Core consumer prices rose in December from a year earlier, government data showed on Friday, climbing from the previous month, but inflation was still well short of the Bank of Japan’s elusive 2 percent target.
The lackluster data, which was also boosted by a sales tax increase last October, underscored the challenge faced by the central bank, which was expected to maintain its current stimulus policy, analysts said.
The core consumer price index, which includes oil costs but excludes volatile fresh food prices, rose 0.7 percent in December from a year earlier, the data showed, matching a media forecast. In November, the index rose 0.5 percent.
The data release came after the BOJ on Tuesday revised down its consumer price forecasts, despite the central bank having nudged up its economic growth projections.

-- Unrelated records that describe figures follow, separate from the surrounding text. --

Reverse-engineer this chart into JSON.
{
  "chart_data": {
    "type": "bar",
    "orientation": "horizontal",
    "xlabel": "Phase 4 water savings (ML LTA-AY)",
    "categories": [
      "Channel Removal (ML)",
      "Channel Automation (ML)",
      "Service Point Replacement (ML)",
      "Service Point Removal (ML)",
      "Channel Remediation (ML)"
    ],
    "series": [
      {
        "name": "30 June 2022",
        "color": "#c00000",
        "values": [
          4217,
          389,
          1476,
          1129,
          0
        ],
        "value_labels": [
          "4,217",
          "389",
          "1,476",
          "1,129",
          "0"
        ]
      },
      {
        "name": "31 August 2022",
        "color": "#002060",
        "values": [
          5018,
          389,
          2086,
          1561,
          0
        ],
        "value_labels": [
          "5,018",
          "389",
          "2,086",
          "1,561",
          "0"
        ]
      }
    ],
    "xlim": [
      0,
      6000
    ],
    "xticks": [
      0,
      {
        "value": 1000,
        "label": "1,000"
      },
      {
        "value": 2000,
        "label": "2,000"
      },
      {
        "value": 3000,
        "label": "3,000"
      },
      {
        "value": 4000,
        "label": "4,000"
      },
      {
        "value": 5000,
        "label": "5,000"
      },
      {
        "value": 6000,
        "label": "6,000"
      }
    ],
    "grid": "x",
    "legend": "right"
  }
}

The BOJ kept its policy unchanged this week and Gov. Haruhiko Kuroda reiterated the central bank’s resolve to maintain its ultraeasy policy in light of soft inflation and lingering uncertainty abroad.

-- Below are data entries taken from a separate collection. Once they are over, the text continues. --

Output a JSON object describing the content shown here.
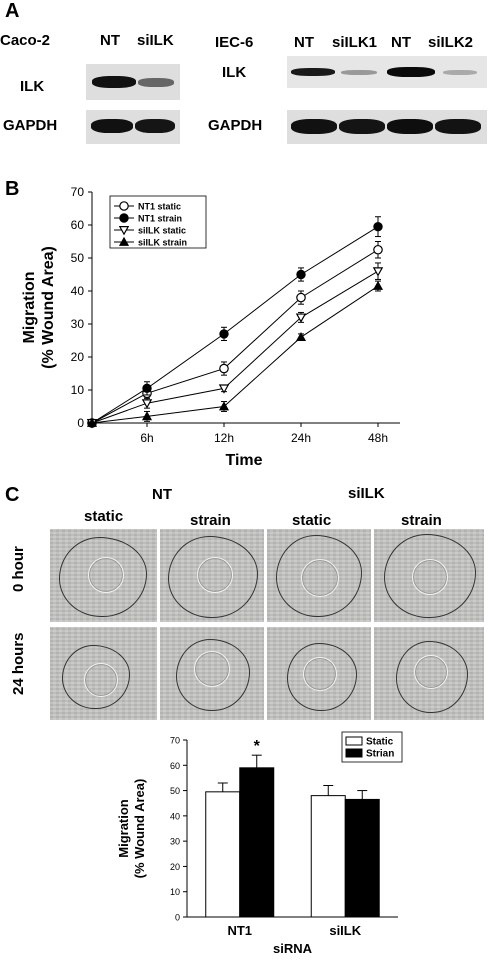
{
  "panel_a": {
    "letter": "A",
    "left": {
      "cell_line": "Caco-2",
      "lanes": [
        "NT",
        "siILK"
      ],
      "rows": [
        "ILK",
        "GAPDH"
      ]
    },
    "right": {
      "cell_line": "IEC-6",
      "lanes": [
        "NT",
        "siILK1",
        "NT",
        "siILK2"
      ],
      "rows": [
        "ILK",
        "GAPDH"
      ]
    }
  },
  "panel_b_letter": "B",
  "panel_c": {
    "letter": "C",
    "group_nt": "NT",
    "group_silk": "siILK",
    "conditions": [
      "static",
      "strain",
      "static",
      "strain"
    ],
    "rows": [
      "0 hour",
      "24 hours"
    ],
    "significance": "*"
  },
  "chart_data": [
    {
      "type": "line",
      "xlabel": "Time",
      "ylabel": [
        "Migration",
        "(% Wound Area)"
      ],
      "categories": [
        "",
        "6h",
        "12h",
        "24h",
        "48h"
      ],
      "ylim": [
        0,
        70
      ],
      "yticks": [
        0,
        10,
        20,
        30,
        40,
        50,
        60,
        70
      ],
      "legend_position": "top-left",
      "series": [
        {
          "name": "NT1 static",
          "marker": "open-circle",
          "values": [
            0,
            9,
            16.5,
            38,
            52.5
          ],
          "errors": [
            0,
            1.5,
            2,
            2,
            2.5
          ]
        },
        {
          "name": "NT1 strain",
          "marker": "filled-circle",
          "values": [
            0,
            10.5,
            27,
            45,
            59.5
          ],
          "errors": [
            0,
            2,
            2,
            2,
            3
          ]
        },
        {
          "name": "siILK static",
          "marker": "open-triangle-down",
          "values": [
            0,
            6,
            10.5,
            32,
            46
          ],
          "errors": [
            0,
            1.5,
            1,
            1.5,
            2.5
          ]
        },
        {
          "name": "siILK strain",
          "marker": "filled-triangle-up",
          "values": [
            0,
            2,
            5,
            26,
            41.5
          ],
          "errors": [
            0,
            1.5,
            1.5,
            1,
            1.5
          ]
        }
      ]
    },
    {
      "type": "bar",
      "xlabel": "siRNA",
      "ylabel": [
        "Migration",
        "(% Wound Area)"
      ],
      "categories": [
        "NT1",
        "siILK"
      ],
      "ylim": [
        0,
        70
      ],
      "yticks": [
        0,
        10,
        20,
        30,
        40,
        50,
        60,
        70
      ],
      "legend_position": "top-right",
      "series": [
        {
          "name": "Static",
          "color": "#ffffff",
          "values": [
            49.5,
            48
          ],
          "errors": [
            3.5,
            4
          ]
        },
        {
          "name": "Strian",
          "color": "#000000",
          "values": [
            59,
            46.5
          ],
          "errors": [
            5,
            3.5
          ]
        }
      ]
    }
  ]
}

“Factors such as a labor shortage and a sales tax hike have helped corporations to raise prices … but we expect consumer inflation will hover sideways on sluggish wage recovery,” said Hiroaki Mutou, chief economist at Tokai Tokyo Research Institute.

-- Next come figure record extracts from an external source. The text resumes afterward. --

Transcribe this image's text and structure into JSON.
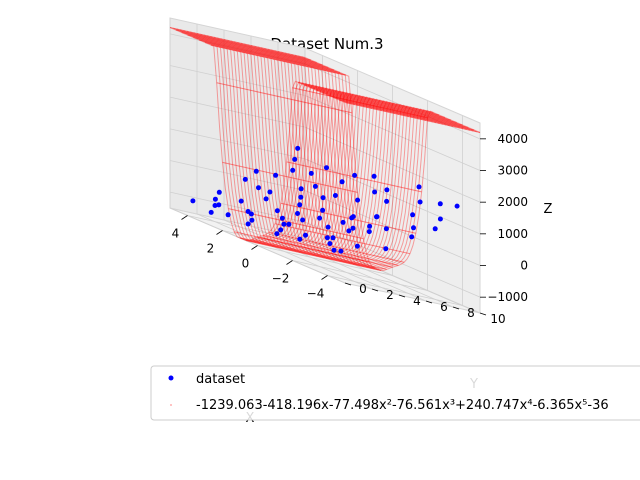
{
  "chart_data": {
    "type": "scatter",
    "title": "Dataset Num.3",
    "xlabel": "X",
    "ylabel": "Y",
    "zlabel": "Z",
    "x_ticks": [
      "−4",
      "−2",
      "0",
      "2",
      "4"
    ],
    "y_ticks": [
      "0",
      "2",
      "4",
      "6",
      "8",
      "10"
    ],
    "z_ticks": [
      "−1000",
      "0",
      "1000",
      "2000",
      "3000",
      "4000"
    ],
    "xlim": [
      -5,
      5
    ],
    "ylim": [
      0,
      10
    ],
    "zlim": [
      -1500,
      4500
    ],
    "grid": true,
    "legend_position": "lower-center",
    "colors": {
      "dataset": "#0000ff",
      "surface": "#ff0000",
      "pane": "#f2f2f2",
      "grid": "#d0d0d0"
    },
    "series": [
      {
        "name": "dataset",
        "marker": "dot"
      },
      {
        "name": "-1239.063-418.196x-77.498x²-76.561x³+240.747x⁴-6.365x⁵-36",
        "marker": "surface"
      }
    ],
    "points": [
      [
        -4.6,
        7.2,
        800
      ],
      [
        -4.2,
        8.1,
        1100
      ],
      [
        -3.9,
        6.5,
        600
      ],
      [
        -3.5,
        9.0,
        1500
      ],
      [
        -3.2,
        5.4,
        300
      ],
      [
        -3.0,
        7.6,
        900
      ],
      [
        -2.7,
        4.8,
        200
      ],
      [
        -2.5,
        8.8,
        1300
      ],
      [
        -2.2,
        6.0,
        500
      ],
      [
        -1.9,
        9.5,
        1700
      ],
      [
        -1.6,
        5.0,
        -100
      ],
      [
        -1.4,
        7.0,
        400
      ],
      [
        -1.1,
        3.8,
        -300
      ],
      [
        -0.9,
        8.4,
        900
      ],
      [
        -0.6,
        6.2,
        100
      ],
      [
        -0.3,
        9.2,
        1200
      ],
      [
        0.0,
        4.6,
        -200
      ],
      [
        0.3,
        7.8,
        600
      ],
      [
        0.6,
        5.6,
        0
      ],
      [
        0.9,
        9.8,
        1400
      ],
      [
        1.2,
        3.4,
        -600
      ],
      [
        1.5,
        6.8,
        300
      ],
      [
        1.8,
        8.6,
        900
      ],
      [
        2.1,
        4.2,
        -500
      ],
      [
        2.4,
        7.4,
        500
      ],
      [
        2.7,
        2.8,
        -800
      ],
      [
        3.0,
        9.0,
        1100
      ],
      [
        3.3,
        5.2,
        -100
      ],
      [
        3.6,
        1.8,
        -900
      ],
      [
        3.9,
        6.4,
        400
      ],
      [
        4.2,
        8.2,
        1000
      ],
      [
        4.5,
        3.0,
        -600
      ],
      [
        4.7,
        6.0,
        300
      ],
      [
        -4.4,
        3.8,
        -200
      ],
      [
        -3.7,
        2.6,
        -400
      ],
      [
        -2.9,
        1.6,
        -600
      ],
      [
        -2.0,
        3.0,
        -500
      ],
      [
        -1.2,
        2.0,
        -700
      ],
      [
        -0.4,
        1.2,
        -800
      ],
      [
        0.5,
        2.6,
        -700
      ],
      [
        1.4,
        1.4,
        -900
      ],
      [
        2.3,
        0.8,
        -1000
      ],
      [
        3.2,
        1.0,
        -900
      ],
      [
        -4.8,
        5.2,
        400
      ],
      [
        -3.3,
        4.0,
        100
      ],
      [
        -2.3,
        2.2,
        -500
      ],
      [
        -1.0,
        5.8,
        200
      ],
      [
        0.2,
        3.6,
        -400
      ],
      [
        1.0,
        0.6,
        -1000
      ],
      [
        2.0,
        5.8,
        100
      ],
      [
        2.9,
        4.4,
        -300
      ],
      [
        3.7,
        7.4,
        700
      ],
      [
        4.4,
        4.8,
        0
      ],
      [
        -4.0,
        9.6,
        1600
      ],
      [
        -2.6,
        3.4,
        -100
      ],
      [
        -0.8,
        0.4,
        -900
      ],
      [
        0.8,
        4.0,
        -300
      ],
      [
        1.7,
        9.4,
        1200
      ],
      [
        2.6,
        6.6,
        300
      ],
      [
        3.4,
        3.2,
        -600
      ],
      [
        4.0,
        0.4,
        -1000
      ],
      [
        4.8,
        9.2,
        1300
      ],
      [
        -3.6,
        1.0,
        -700
      ],
      [
        -1.8,
        0.8,
        -800
      ],
      [
        0.1,
        8.8,
        1000
      ],
      [
        1.1,
        7.2,
        500
      ],
      [
        2.2,
        2.4,
        -800
      ],
      [
        3.1,
        8.0,
        800
      ],
      [
        3.8,
        5.0,
        -100
      ],
      [
        -4.3,
        0.6,
        -600
      ],
      [
        -1.5,
        4.4,
        0
      ],
      [
        -0.1,
        2.2,
        -600
      ],
      [
        1.6,
        5.2,
        -100
      ],
      [
        2.8,
        0.2,
        -1100
      ],
      [
        4.1,
        2.2,
        -800
      ]
    ],
    "surface_coeffs": [
      -1239.063,
      -418.196,
      -77.498,
      -76.561,
      240.747,
      -6.365,
      -36
    ]
  }
}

“The BOJ has downgraded its consumer prices inflation projections but they are still rosy numbers. We expect the central bank will keep its current pace of stimulus policy.”
The so-called core-core inflation index, which excludes fresh food and energy prices and is similar to the core index used in the United States, grew 0.9 percent in December from a year earlier, the fastest pace of growth since March 2016. The index rose 0.8 percent in November.
A pickup in the core-core CPI, closely watched by the BOJ as a key measurement on the broad inflation trend, reflected price rises including for sweets, some prepared foods and restaurant meals, an official said.
Without the impact of the sales tax hike to 10 percent from 8 percent in October, the core CPI index rose only 0.4 percent in December from a year earlier and the core-core inflation index grew 0.6 percent, the data showed.
“Consumer spending is expected to pick up after the sales tax hike dented it but the spending is unlikely to be strong enough to boost consumer prices,” said Takeshi Minami, chief economist at Norinchukin Research Institute.
The nation’s economy expanded at an annualized 1.8 percent in the third quarter thanks to resilient domestic demand and business spending.
But exports fell for a 13th straight month in December, hurt by U.S.-bound shipments of cars, construction and mining machinery, suggesting that weak external demand is likely to remain a drag on the trade-reliant economy for a while longer.
Analysts expect the economy to probably have shrunk in the fourth quarter as October’s sales tax hike hit consumer spending.
The central bank could consider later this year watering down its commitment to keep or cut its rock-bottom interest rates, if pessimism over the global outlook continues to recede, sources say.